The assistance, given in the form of a soft loan, will be used in 11 projects in the infrastructure and environment sectors, including the funding for Phase II of the Delhi Metro Rail Transport System.
Some of the other projects include the Visakhapatnam Port Expansion, the second phase of the Kerala Water Supply project and the first phase of the Andhra Pradesh Irrigation and Livelihood Implementation project.
The ODA would be formally signed between India and Japan on Friday.
These loans to India are “untied loans” and are routed through the Japan Bank for International Cooperation (JBIC). They are mostly tied to projects and bear an interest rate of 1.3% per annum for general projects with a 30-year tenure, including a grace period of 10 years. For environmental projects, the interest rate is even lower at 0.75% per annum with a 40-year tenure, including a grace period of 10 years.
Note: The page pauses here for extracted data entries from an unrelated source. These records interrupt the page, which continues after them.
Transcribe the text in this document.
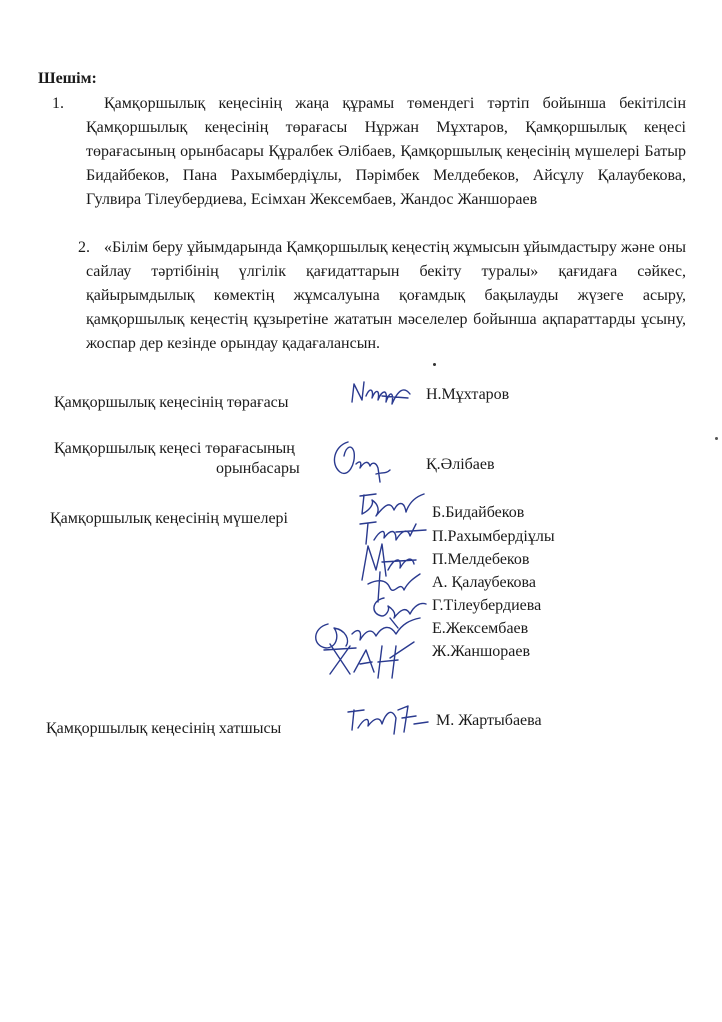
Шешім:
1.	Қамқоршылық кеңесінің жаңа құрамы төмендегі тәртіп бойынша бекітілсін Қамқоршылық кеңесінің төрағасы Нұржан Мұхтаров, Қамқоршылық кеңесі төрағасының орынбасары Құралбек Әлібаев, Қамқоршылық кеңесінің мүшелері Батыр Бидайбеков, Пана Рахымбердіұлы, Пәрімбек Мелдебеков, Айсұлу Қалаубекова, Гулвира Тілеубердиева, Есімхан Жексембаев, Жандос Жаншораев
2. «Білім беру ұйымдарында Қамқоршылық кеңестің жұмысын ұйымдастыру және оны сайлау тәртібінің үлгілік қағидаттарын бекіту туралы» қағидаға сәйкес, қайырымдылық көмектің жұмсалуына қоғамдық бақылауды жүзеге асыру, қамқоршылық кеңестің құзыретіне жататын мәселелер бойынша ақпараттарды ұсыну, жоспар дер кезінде орындау қадағалансын.
Қамқоршылық кеңесінің төрағасы	Н.Мұхтаров
Қамқоршылық кеңесі төрағасының
орынбасары	Қ.Әлібаев
Қамқоршылық кеңесінің мүшелері	Б.Бидайбеков
П.Рахымбердіұлы
П.Мелдебеков
А. Қалаубекова
Г.Тілеубердиева
Е.Жексембаев
Ж.Жаншораев
Қамқоршылық кеңесінің хатшысы	М. Жартыбаева
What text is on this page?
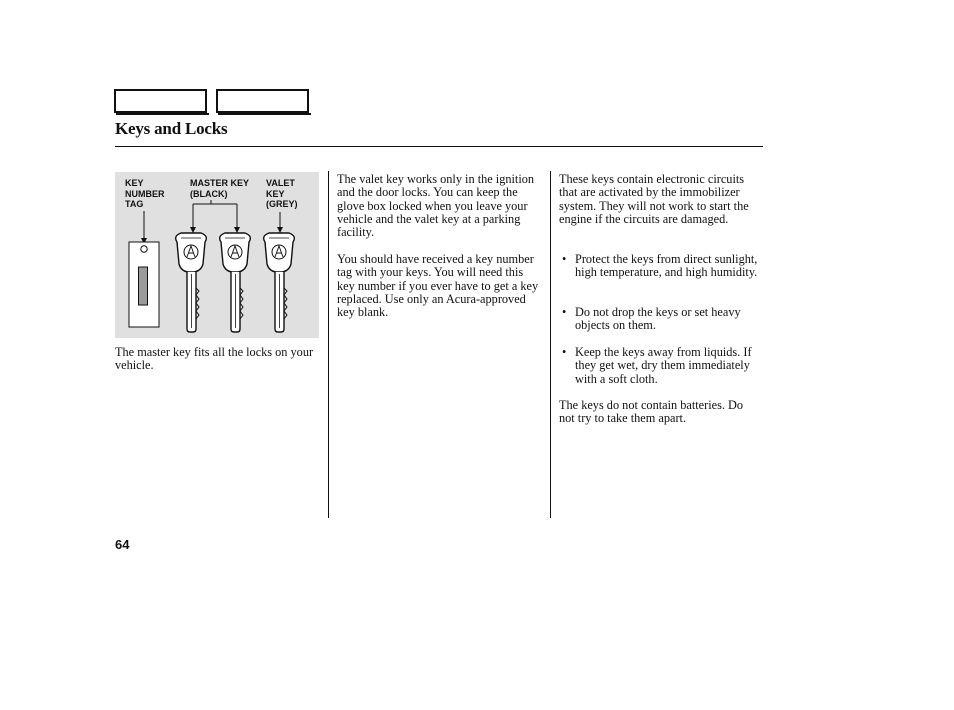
Keys and Locks
KEY
NUMBER
TAG
MASTER KEY
(BLACK)
VALET
KEY
(GREY)

The master key fits all the locks on your vehicle.

The valet key works only in the ignition and the door locks. You can keep the glove box locked when you leave your vehicle and the valet key at a parking facility.

You should have received a key number tag with your keys. You will need this key number if you ever have to get a key replaced. Use only an Acura-approved key blank.

These keys contain electronic circuits that are activated by the immobilizer system. They will not work to start the engine if the circuits are damaged.

• Protect the keys from direct sunlight, high temperature, and high humidity.
• Do not drop the keys or set heavy objects on them.
• Keep the keys away from liquids. If they get wet, dry them immediately with a soft cloth.

The keys do not contain batteries. Do not try to take them apart.

64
In addition to this, the ODA to India also offers a bouquet of interest rate options ranging from 0.5-1.3% per annum and a repayment period ranging from 15 to30 years, for various types of projects. Infrastructure projects such as power, roads and bridges, water supply and sanitation, urban transport and environment and forest are the priority areas of the Japanese ODA loan.
A senior government official said the ODA for fiscal 2006-07 would not cover funding for the proposed Delhi-Mumbai freight corridor.
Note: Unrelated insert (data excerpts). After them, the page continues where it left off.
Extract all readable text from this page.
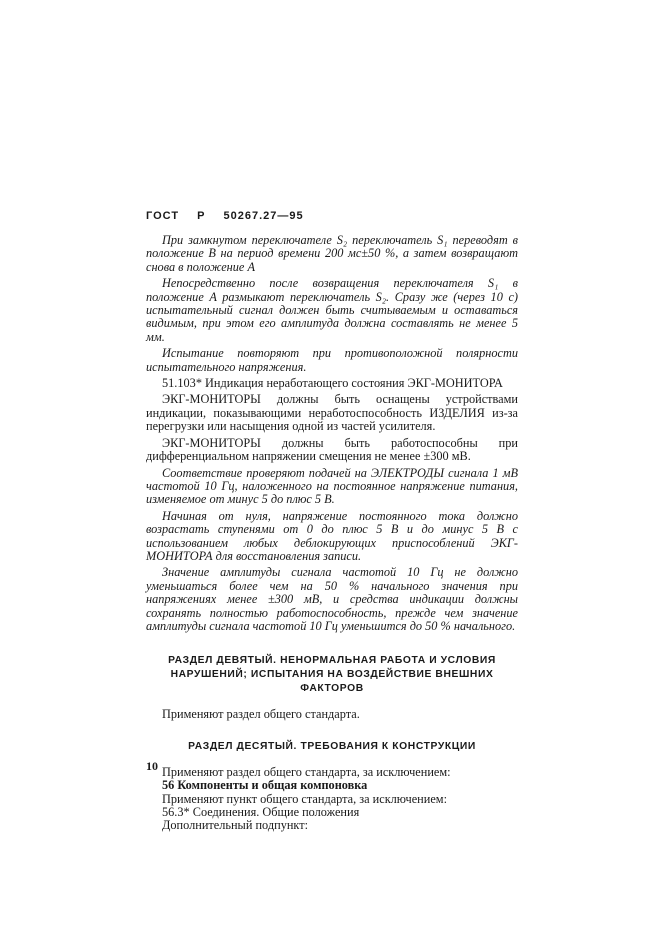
ГОСТ Р 50267.27—95

При замкнутом переключателе S₂ переключатель S₁ переводят в положение B на период времени 200 мс±50 %, а затем возвращают снова в положение A

Непосредственно после возвращения переключателя S₁ в положение A размыкают переключатель S₂. Сразу же (через 10 с) испытательный сигнал должен быть считываемым и оставаться видимым, при этом его амплитуда должна составлять не менее 5 мм.

Испытание повторяют при противоположной полярности испытательного напряжения.

51.103* Индикация неработающего состояния ЭКГ-МОНИТОРА

ЭКГ-МОНИТОРЫ должны быть оснащены устройствами индикации, показывающими неработоспособность ИЗДЕЛИЯ из-за перегрузки или насыщения одной из частей усилителя.

ЭКГ-МОНИТОРЫ должны быть работоспособны при дифференциальном напряжении смещения не менее ±300 мВ.

Соответствие проверяют подачей на ЭЛЕКТРОДЫ сигнала 1 мВ частотой 10 Гц, наложенного на постоянное напряжение питания, изменяемое от минус 5 до плюс 5 В.

Начиная от нуля, напряжение постоянного тока должно возрастать ступенями от 0 до плюс 5 В и до минус 5 В с использованием любых деблокирующих приспособлений ЭКГ-МОНИТОРА для восстановления записи.

Значение амплитуды сигнала частотой 10 Гц не должно уменьшаться более чем на 50 % начального значения при напряжениях менее ±300 мВ, и средства индикации должны сохранять полностью работоспособность, прежде чем значение амплитуды сигнала частотой 10 Гц уменьшится до 50 % начального.

РАЗДЕЛ ДЕВЯТЫЙ. НЕНОРМАЛЬНАЯ РАБОТА И УСЛОВИЯ НАРУШЕНИЙ; ИСПЫТАНИЯ НА ВОЗДЕЙСТВИЕ ВНЕШНИХ ФАКТОРОВ

Применяют раздел общего стандарта.

РАЗДЕЛ ДЕСЯТЫЙ. ТРЕБОВАНИЯ К КОНСТРУКЦИИ

Применяют раздел общего стандарта, за исключением:

56 Компоненты и общая компоновка

Применяют пункт общего стандарта, за исключением:

56.3* Соединения. Общие положения

Дополнительный подпункт:

10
“Both sides have agreed to finalize a feasibility report on the corridor by October this year. A decision on the funding pattern would be taken only after the report is ready. Both sides are yet to agree on whether the assistance (for this project) from Japan would be entirely through the ODA or a mix of other options,” the official said.
Japan is the largest bilateral development partner for India, with cumulative Japanese ODA to India at Yen 2252.45 billion (around Rs 85,000 crore) on a commitment basis till 2005-06.